Stellation is the process of constructing polyhedra by extending the facial planes past the polyhedron edges of a given polyhedron until they intersect (Wenninger 1989). The set of all possible polyhedron edges of the stellations can be obtained by finding all intersections on the facial planes. Since the number and variety of intersections can become unmanageable for complicated polyhedra, additional rules (e.g., Miller's rules) are sometimes added to constrain allowable stellations.
There are a number of subtlties and ambiguities about the stellation process. As noted by Cromwell (1997, pp. 263-264), "The stellation process may seem clear enough, but there is some ambiguity about how we should interpret the result. For example, is the great dodecahedron composed of twelve regular pentagons, or 60 isosceles triangles.... This freedom on interpretation means that there are complementary ways to think about the process of face-stellation."
There are no stellations of the cube or tetrahedron (Wenninger 1989, p. 35), although the stella octangula is sometimes improperly called the "stellated tetrahedron." The only stellated form of the octahedron is the stella octangula, which is a compound of two tetrahedra (Wenninger 1989, pp. 35 and 37). There are three dodecahedron stellations: the (non-convex hulls of the) small stellated dodecahedron, great dodecahedron, and great stellated dodecahedron (Wenninger 1989, pp. 35 and 38-40). Coxeter et al. (1999) shows that 58 icosahedron stellations exist (although Coxeter et al. include the icosahedron itself in the count giving a total of 59 "stellations"), subject to certain restrictions.

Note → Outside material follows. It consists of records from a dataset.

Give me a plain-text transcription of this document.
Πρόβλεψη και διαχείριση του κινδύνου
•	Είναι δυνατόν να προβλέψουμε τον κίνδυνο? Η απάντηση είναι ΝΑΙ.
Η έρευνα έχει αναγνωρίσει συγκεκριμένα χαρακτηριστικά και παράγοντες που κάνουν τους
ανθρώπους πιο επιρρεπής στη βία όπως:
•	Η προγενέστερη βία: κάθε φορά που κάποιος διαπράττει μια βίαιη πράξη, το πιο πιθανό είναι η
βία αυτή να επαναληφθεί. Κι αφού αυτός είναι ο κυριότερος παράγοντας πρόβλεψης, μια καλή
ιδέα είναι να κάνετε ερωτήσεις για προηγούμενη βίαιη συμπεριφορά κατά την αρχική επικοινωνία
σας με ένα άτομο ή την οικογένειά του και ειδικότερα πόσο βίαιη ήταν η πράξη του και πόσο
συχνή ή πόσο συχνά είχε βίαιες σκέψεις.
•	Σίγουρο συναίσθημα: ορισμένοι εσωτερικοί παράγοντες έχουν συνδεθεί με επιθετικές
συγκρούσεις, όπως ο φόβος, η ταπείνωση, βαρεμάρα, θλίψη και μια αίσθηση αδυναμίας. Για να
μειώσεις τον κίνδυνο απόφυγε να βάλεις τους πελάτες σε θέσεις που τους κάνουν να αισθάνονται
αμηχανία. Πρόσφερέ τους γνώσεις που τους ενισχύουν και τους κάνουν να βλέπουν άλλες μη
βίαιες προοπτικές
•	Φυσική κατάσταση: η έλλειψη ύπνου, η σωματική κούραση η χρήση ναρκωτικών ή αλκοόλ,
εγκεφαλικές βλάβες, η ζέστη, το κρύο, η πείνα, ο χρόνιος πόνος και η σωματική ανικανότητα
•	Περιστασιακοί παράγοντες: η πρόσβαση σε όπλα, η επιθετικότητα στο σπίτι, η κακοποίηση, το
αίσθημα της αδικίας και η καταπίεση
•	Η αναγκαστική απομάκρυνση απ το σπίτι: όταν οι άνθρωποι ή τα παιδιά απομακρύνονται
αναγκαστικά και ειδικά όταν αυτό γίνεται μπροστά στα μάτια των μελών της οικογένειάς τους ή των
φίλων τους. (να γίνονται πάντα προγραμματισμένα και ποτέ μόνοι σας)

The (non-convex hulls of the) Kepler-Poinsot polyhedra consist of the three dodecahedron stellations and one of the icosahedron stellations, and these are the only stellations of Platonic solids which are uniform polyhedra.
Archimedean stellations have received much less attention than Platonic stellations. However, there are three rhombic dodecahedron stellations (Wells 1991, pp. 216-217).